Überdies ist der Grund für die Wahl einer Sache, dass sie zu einem Ziel führt. Aber was unmöglich ist, kann nicht zu einem Ziel führen. Ein Zeichen dafür ist, dass Menschen, wenn sie bei gemeinsamer Beratung zu etwas kommen, das ihnen unmöglich ist, auseinandergehen, da sie unfähig sind, mit der Angelegenheit fortzufahren.
Wiederum ist dies offensichtlich, wenn wir den vorhergehenden Prozess der Vernunft untersuchen. Denn die Mittel, die Gegenstand der Wahl sind, verhalten sich zum Ziel wie die Schlussfolgerung zum Prinzip. Nun ist klar, dass eine unmögliche Schlussfolgerung nicht aus einem möglichen Prinzip folgt. Daher kann ein Ziel nicht möglich sein, wenn nicht die Mittel möglich sind. Nun wird niemand zum Unmöglichen bewegt. Folglich würde niemand zum Ziel tendieren, außer aufgrund der Tatsache, dass die Mittel möglich erscheinen. Daher ist das Unmögliche nicht Gegenstand der Wahl.
Antwort auf Einwand 1: Der Wille steht zwischen dem Intellekt und der äußeren Handlung: denn der Intellekt schlägt dem Willen sein Objekt vor, und der Wille verursacht die äußere Handlung. Daher ist das Prinzip der Bewegung im Willen im Intellekt zu finden, der etwas unter dem allgemeinen Begriff des Guten erfasst: aber das Ziel oder die Vollendung des Willensaktes ist in seiner Beziehung zur Handlung zu beobachten, durch die ein Mensch zur Erlangung einer Sache tendiert; denn die Bewegung des Willens geht von der Seele zur Sache. Folglich ist der vollkommene Akt des Willens in Bezug auf etwas, das für einen gut zu tun ist. Nun kann dies nicht etwas Unmögliches sein.

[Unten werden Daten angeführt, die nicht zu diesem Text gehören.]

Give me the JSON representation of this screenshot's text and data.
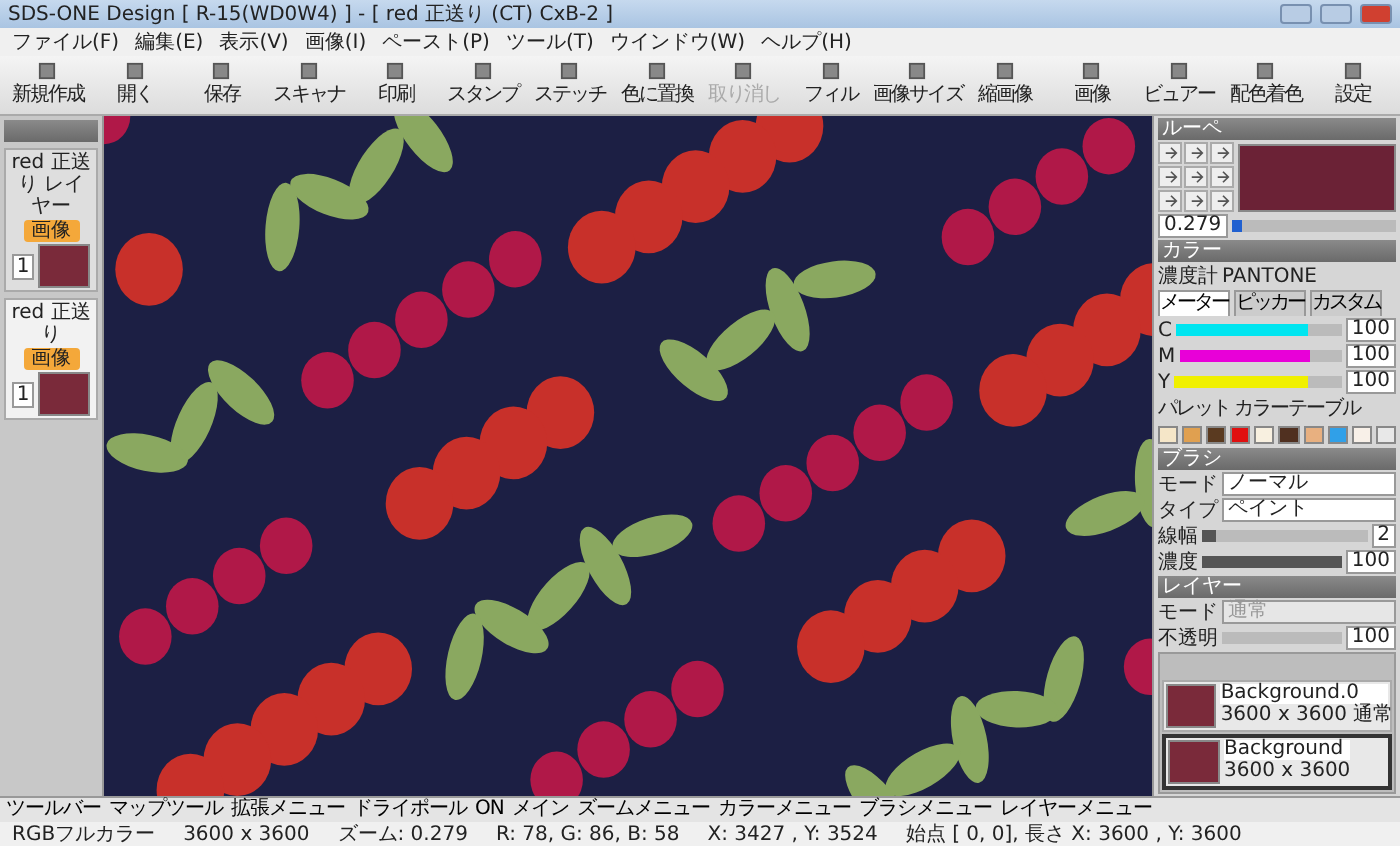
{
  "window": {
    "title": "SDS-ONE Design [ R-15(WD0W4) ] - [ red 正送り (CT) CxB-2 ]"
  },
  "menu": [
    "ファイル(F)",
    "編集(E)",
    "表示(V)",
    "画像(I)",
    "ペースト(P)",
    "ツール(T)",
    "ウインドウ(W)",
    "ヘルプ(H)"
  ],
  "toolbar": [
    {
      "label": "新規作成",
      "disabled": false
    },
    {
      "label": "開く",
      "disabled": false
    },
    {
      "label": "保存",
      "disabled": false
    },
    {
      "label": "スキャナ",
      "disabled": false
    },
    {
      "label": "印刷",
      "disabled": false
    },
    {
      "label": "スタンプ",
      "disabled": false
    },
    {
      "label": "ステッチ",
      "disabled": false
    },
    {
      "label": "色に置換",
      "disabled": false
    },
    {
      "label": "取り消し",
      "disabled": true
    },
    {
      "label": "フィル",
      "disabled": false
    },
    {
      "label": "画像サイズ",
      "disabled": false
    },
    {
      "label": "縮画像",
      "disabled": false
    },
    {
      "label": "画像",
      "disabled": false
    },
    {
      "label": "ビュアー",
      "disabled": false
    },
    {
      "label": "配色着色",
      "disabled": false
    },
    {
      "label": "設定",
      "disabled": false
    }
  ],
  "documents": [
    {
      "name": "red 正送り レイヤー",
      "badge": "画像",
      "page": "1",
      "selected": false
    },
    {
      "name": "red 正送り",
      "badge": "画像",
      "page": "1",
      "selected": true
    }
  ],
  "loupe": {
    "title": "ルーペ",
    "zoom": "0.279",
    "level": 0.06
  },
  "color": {
    "title": "カラー",
    "densitometer": "濃度計",
    "library": "PANTONE",
    "tabs": [
      {
        "label": "メーター",
        "selected": true
      },
      {
        "label": "ピッカー",
        "selected": false
      },
      {
        "label": "カスタム",
        "selected": false
      }
    ],
    "channels": [
      {
        "name": "C",
        "value": "100",
        "level": 0.8,
        "color": "#00e5f0"
      },
      {
        "name": "M",
        "value": "100",
        "level": 0.8,
        "color": "#e800d8"
      },
      {
        "name": "Y",
        "value": "100",
        "level": 0.8,
        "color": "#f0f000"
      }
    ],
    "palette_label": "パレット",
    "table_label": "カラーテーブル",
    "swatches": [
      {
        "color": "#f5e6c8"
      },
      {
        "color": "#e0a050"
      },
      {
        "color": "#5a3a20"
      },
      {
        "color": "#e01010"
      },
      {
        "color": "#f8f0e0"
      },
      {
        "color": "#503020"
      },
      {
        "color": "#e8b080"
      },
      {
        "color": "#30a0e8"
      },
      {
        "color": "#f8f0e8"
      },
      {
        "color": "#e8e8e8"
      }
    ]
  },
  "brush": {
    "title": "ブラシ",
    "fields": [
      {
        "kind": "select",
        "label": "モード",
        "value": "ノーマル"
      },
      {
        "kind": "select",
        "label": "タイプ",
        "value": "ペイント"
      },
      {
        "kind": "slider",
        "label": "線幅",
        "value": "2",
        "level": 0.08
      },
      {
        "kind": "slider",
        "label": "濃度",
        "value": "100",
        "level": 1
      }
    ]
  },
  "layers": {
    "title": "レイヤー",
    "mode_label": "モード",
    "mode": "通常",
    "opacity_label": "不透明",
    "opacity": "100",
    "items": [
      {
        "name": "Background.0",
        "size": "3600 x 3600",
        "blend": "通常",
        "selected": false
      },
      {
        "name": "Background",
        "size": "3600 x 3600",
        "selected": true
      }
    ]
  },
  "bottom_toolbar": [
    "ツールバー",
    "マップツール",
    "拡張メニュー",
    "ドライポール",
    "ON",
    "メイン",
    "ズームメニュー",
    "カラーメニュー",
    "ブラシメニュー",
    "レイヤーメニュー"
  ],
  "status_bar": [
    "RGBフルカラー",
    "3600 x 3600",
    "ズーム: 0.279",
    "R: 78, G: 86, B: 58",
    "X: 3427 , Y: 3524",
    "始点 [ 0, 0], 長さ X: 3600 , Y: 3600"
  ]
}
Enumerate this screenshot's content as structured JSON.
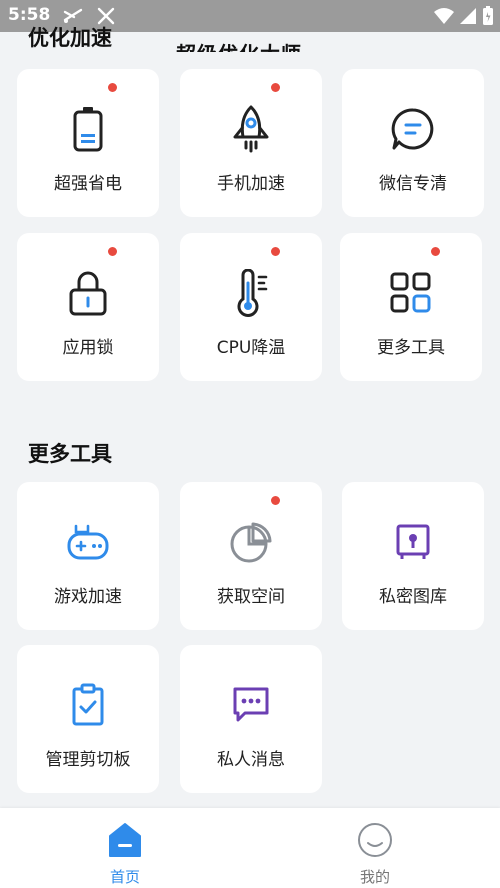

Daher ist der vollständige Akt des Willens nur in Bezug auf das, was möglich und gut für den Wollenden ist. Aber der unvollständige Akt des Willens ist in Bezug auf das Unmögliche; und wird von einigen „Velleitas“ genannt, weil man nämlich eine solche Sache wollen würde [vellet], wäre sie möglich. Aber die Wahl ist ein Akt des Willens, der auf etwas festgelegt ist, das vom Wählenden getan werden soll. Und deshalb ist sie keineswegs von etwas anderem als dem, was möglich ist.
Antwort auf Einwand 2: Da das Objekt des Willens das erfasste Gute ist, müssen wir über das Objekt des Willens danach urteilen, wie es erfasst wird. Und so, wie der Wille manchmal zu etwas tendiert, das als gut erfasst wird und doch nicht wirklich gut ist; so wird manchmal eine Wahl getroffen von etwas, das als dem Wählenden möglich erfasst wird und ihm doch unmöglich ist.
Antwort auf Einwand 3: Der Grund hierfür ist, dass der Untergebene sich nicht auf sein eigenes Urteil verlassen sollte, um zu entscheiden, ob eine bestimmte Sache möglich ist; sondern in jedem Fall beim Urteil seines Vorgesetzten bleiben sollte.